We the People: ISIS’s atrocities demand strong, rapid action

We are blessed with a democratic way of life and a republic created to protect the rights of its citizens. We must reject the urge to believe that the world’s problems are so immense and our capabilities so minute that nothing can be done to stop anarchy and despotism in the far corners of the world.

ISIS has broadcast a video of the mass murder and beheading of 21 Coptic Christian men in Libya. The spokesperson for the grisly video spoke to the camera in English, “All crusaders: safety for you will be only wishes … we will fight you all together,” and “the sea you have hidden Sheikh Osama Bin Laden’s body in, we swear to Allah we will mix it with your blood.”

There are also reports that ISIS is harvesting the organs of people executed to complement its other atrocities. There is a report that a dozen doctors were executed in Mosul for refusing to participate in organ harvesting. It is obvious that these extremists are purposefully choosing shocking and terrifying methods to murder and impose their power on other people.

A better understanding of ISIS by the U.S. would help us fashion a batter response to its activities. President Obama referred to ISIS as “not Islamic” and the “jayvee team” of al Qaeda.  This lack of understanding may encourage an apathetic response but that is a strategic error.

Abu Bakr al‑Baghdadi, the ISIS leader, declared himself to be the first caliph in over 1,000 years, which has sinister implications for the rest of the world. It is easy to dismiss the group as a bunch of homicidal maniacs who will bring about their own demise without intervention from the West, but we would be mistaken.

The Islamic State is being run as and its ideology requires that it be operated like a legitimate nation state with territory, infrastructure and a bureaucracy. It does not operate like a terrorist organization. The group has a commitment to returning civilization to a seventh‑century social and legal environment designed ultimately to bringing about the apocalypse.

Princeton scholar Bernard Haykel, a leading expert on ISIS, told Graeme Wood, a contributing editor at The Atlantic, that Islamic State fighters are deeply infused with religious zeal. He said they “are smack in the middle of the medieval tradition and are bringing it wholesale into the present day.”

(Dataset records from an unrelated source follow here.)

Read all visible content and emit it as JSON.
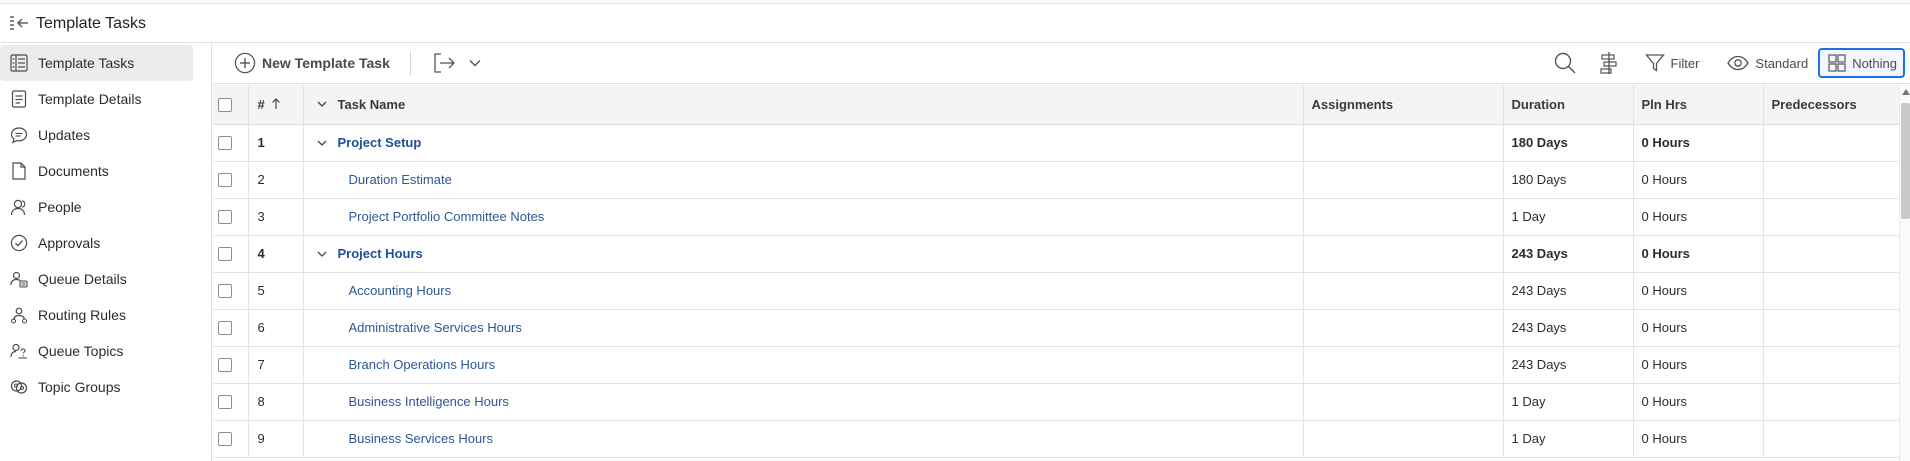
{
  "app": {
    "title": "Template Tasks"
  },
  "sidebar": {
    "items": [
      {
        "label": "Template Tasks",
        "icon": "task-list-icon",
        "active": true
      },
      {
        "label": "Template Details",
        "icon": "details-icon",
        "active": false
      },
      {
        "label": "Updates",
        "icon": "comment-icon",
        "active": false
      },
      {
        "label": "Documents",
        "icon": "document-icon",
        "active": false
      },
      {
        "label": "People",
        "icon": "people-icon",
        "active": false
      },
      {
        "label": "Approvals",
        "icon": "approval-check-icon",
        "active": false
      },
      {
        "label": "Queue Details",
        "icon": "queue-details-icon",
        "active": false
      },
      {
        "label": "Routing Rules",
        "icon": "routing-rules-icon",
        "active": false
      },
      {
        "label": "Queue Topics",
        "icon": "queue-topics-icon",
        "active": false
      },
      {
        "label": "Topic Groups",
        "icon": "topic-groups-icon",
        "active": false
      }
    ]
  },
  "toolbar": {
    "new_task_label": "New Template Task",
    "filter_label": "Filter",
    "view_label": "Standard",
    "grouping_label": "Nothing"
  },
  "table": {
    "columns": {
      "num": "#",
      "task_name": "Task Name",
      "assignments": "Assignments",
      "duration": "Duration",
      "pln_hrs": "Pln Hrs",
      "predecessors": "Predecessors"
    },
    "rows": [
      {
        "num": "1",
        "name": "Project Setup",
        "assignments": "",
        "duration": "180 Days",
        "pln_hrs": "0 Hours",
        "predecessors": "",
        "parent": true
      },
      {
        "num": "2",
        "name": "Duration Estimate",
        "assignments": "",
        "duration": "180 Days",
        "pln_hrs": "0 Hours",
        "predecessors": "",
        "parent": false
      },
      {
        "num": "3",
        "name": "Project Portfolio Committee Notes",
        "assignments": "",
        "duration": "1 Day",
        "pln_hrs": "0 Hours",
        "predecessors": "",
        "parent": false
      },
      {
        "num": "4",
        "name": "Project Hours",
        "assignments": "",
        "duration": "243 Days",
        "pln_hrs": "0 Hours",
        "predecessors": "",
        "parent": true
      },
      {
        "num": "5",
        "name": "Accounting Hours",
        "assignments": "",
        "duration": "243 Days",
        "pln_hrs": "0 Hours",
        "predecessors": "",
        "parent": false
      },
      {
        "num": "6",
        "name": "Administrative Services Hours",
        "assignments": "",
        "duration": "243 Days",
        "pln_hrs": "0 Hours",
        "predecessors": "",
        "parent": false
      },
      {
        "num": "7",
        "name": "Branch Operations Hours",
        "assignments": "",
        "duration": "243 Days",
        "pln_hrs": "0 Hours",
        "predecessors": "",
        "parent": false
      },
      {
        "num": "8",
        "name": "Business Intelligence Hours",
        "assignments": "",
        "duration": "1 Day",
        "pln_hrs": "0 Hours",
        "predecessors": "",
        "parent": false
      },
      {
        "num": "9",
        "name": "Business Services Hours",
        "assignments": "",
        "duration": "1 Day",
        "pln_hrs": "0 Hours",
        "predecessors": "",
        "parent": false
      }
    ]
  },
  "colors": {
    "accent": "#1473e6",
    "link": "#2c5894",
    "sidebar_active": "#ececec"
  }
}
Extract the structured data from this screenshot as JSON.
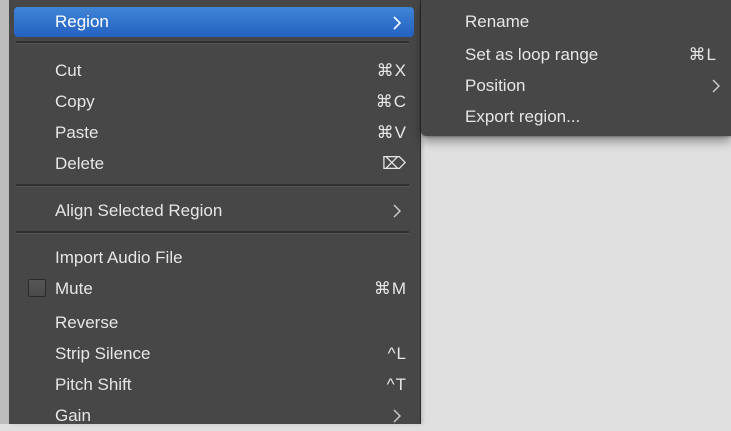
{
  "main_menu": {
    "region": {
      "label": "Region"
    },
    "cut": {
      "label": "Cut",
      "shortcut": "⌘X"
    },
    "copy": {
      "label": "Copy",
      "shortcut": "⌘C"
    },
    "paste": {
      "label": "Paste",
      "shortcut": "⌘V"
    },
    "delete": {
      "label": "Delete",
      "shortcut": "⌦"
    },
    "align": {
      "label": "Align Selected Region"
    },
    "import_audio": {
      "label": "Import Audio File"
    },
    "mute": {
      "label": "Mute",
      "shortcut": "⌘M",
      "checked": false
    },
    "reverse": {
      "label": "Reverse"
    },
    "strip_silence": {
      "label": "Strip Silence",
      "shortcut": "^L"
    },
    "pitch_shift": {
      "label": "Pitch Shift",
      "shortcut": "^T"
    },
    "gain": {
      "label": "Gain"
    }
  },
  "sub_menu": {
    "rename": {
      "label": "Rename"
    },
    "set_loop": {
      "label": "Set as loop range",
      "shortcut": "⌘L"
    },
    "position": {
      "label": "Position"
    },
    "export": {
      "label": "Export region..."
    }
  },
  "colors": {
    "menu_bg": "#474747",
    "highlight": "#2f6fd0",
    "text": "#e6e6e6",
    "desktop_bg": "#e0e0e0"
  }
}
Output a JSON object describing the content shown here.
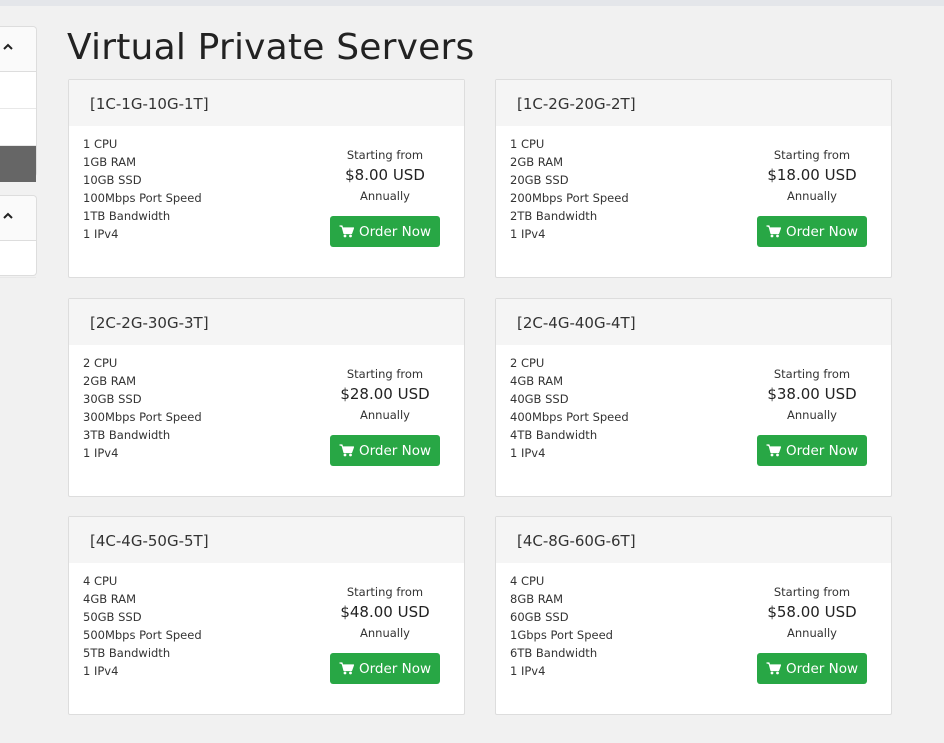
{
  "page": {
    "title": "Virtual Private Servers"
  },
  "products": [
    {
      "name": "[1C-1G-10G-1T]",
      "features": [
        "1 CPU",
        "1GB RAM",
        "10GB SSD",
        "100Mbps Port Speed",
        "1TB Bandwidth",
        "1 IPv4"
      ],
      "starting_label": "Starting from",
      "price": "$8.00 USD",
      "cycle": "Annually",
      "order_label": "Order Now"
    },
    {
      "name": "[1C-2G-20G-2T]",
      "features": [
        "1 CPU",
        "2GB RAM",
        "20GB SSD",
        "200Mbps Port Speed",
        "2TB Bandwidth",
        "1 IPv4"
      ],
      "starting_label": "Starting from",
      "price": "$18.00 USD",
      "cycle": "Annually",
      "order_label": "Order Now"
    },
    {
      "name": "[2C-2G-30G-3T]",
      "features": [
        "2 CPU",
        "2GB RAM",
        "30GB SSD",
        "300Mbps Port Speed",
        "3TB Bandwidth",
        "1 IPv4"
      ],
      "starting_label": "Starting from",
      "price": "$28.00 USD",
      "cycle": "Annually",
      "order_label": "Order Now"
    },
    {
      "name": "[2C-4G-40G-4T]",
      "features": [
        "2 CPU",
        "4GB RAM",
        "40GB SSD",
        "400Mbps Port Speed",
        "4TB Bandwidth",
        "1 IPv4"
      ],
      "starting_label": "Starting from",
      "price": "$38.00 USD",
      "cycle": "Annually",
      "order_label": "Order Now"
    },
    {
      "name": "[4C-4G-50G-5T]",
      "features": [
        "4 CPU",
        "4GB RAM",
        "50GB SSD",
        "500Mbps Port Speed",
        "5TB Bandwidth",
        "1 IPv4"
      ],
      "starting_label": "Starting from",
      "price": "$48.00 USD",
      "cycle": "Annually",
      "order_label": "Order Now"
    },
    {
      "name": "[4C-8G-60G-6T]",
      "features": [
        "4 CPU",
        "8GB RAM",
        "60GB SSD",
        "1Gbps Port Speed",
        "6TB Bandwidth",
        "1 IPv4"
      ],
      "starting_label": "Starting from",
      "price": "$58.00 USD",
      "cycle": "Annually",
      "order_label": "Order Now"
    }
  ],
  "icons": {
    "order": "shopping-cart-icon",
    "sidebar_toggle": "chevron-up-icon"
  },
  "colors": {
    "order_button": "#28a745",
    "background": "#f1f1f1",
    "card_header": "#f5f5f5"
  }
}
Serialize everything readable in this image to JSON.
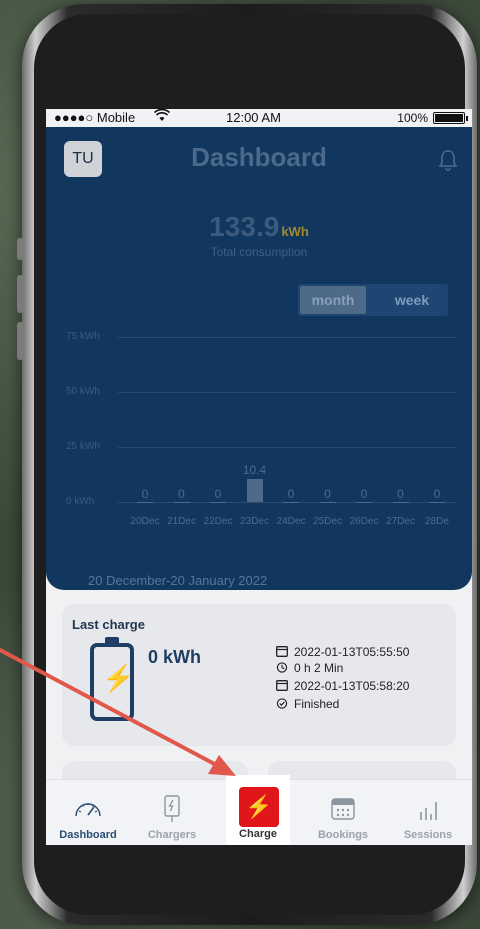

The failure to appreciate the essential differences between ISIS and al‑Qaeda has led to dangerous indecision and seeming apathy by the U.S. The U.S. was aware of ISIS back in 2011 but we did nothing because it was one of many terror groups in Syria and Iraq, and we did not want to be pulled into the civil war in Syria.

However, its spokesperson announced that the group intended to “restore the Islamic caliphate,” and he alluded to the apocalypse, by saying, “there are but a few days left.” Before ISIS captured Raqqa, a Syrian city of 500,000 people, al Baghdadi started calling himself “commander of the faithful,” a title reserved for caliphs, and a substantial number of foreign fighters started coming to Syria.

If we had identified the seriousness of the ISIS threat earlier and realized that the vacuum in Syria and Iraq that we permitted to occur would give the movement space to grow, we may have gotten involved earlier.

The Islamic State has attached great importance to the Syrian city of Dabiq, near Aleppo. The Prophet reportedly said that the armies of Rome will meet the armies of Islam there for battle near the end of days.

We can continue to bleed ISIS slowly, through air strikes and warfare conducted by Kurdish and Iraqi forces but that will not be a proper response.

We have enough moral capital to support an international coalition to suppress ISIS and thwart its mission. If it cannot expand and if it cannot impose its laws on others, it will fail.

We will not need to commit large numbers of troops to keep the Islamic State from fulfilling its mission of expansion if we reach out to our allies. Every month, a coalition of legitimate states that prevents ISIS from expanding will make it resemble less a conquering state of the Prophet and more like what it is, another failed tyrannical state in the Middle East. The time to act is now.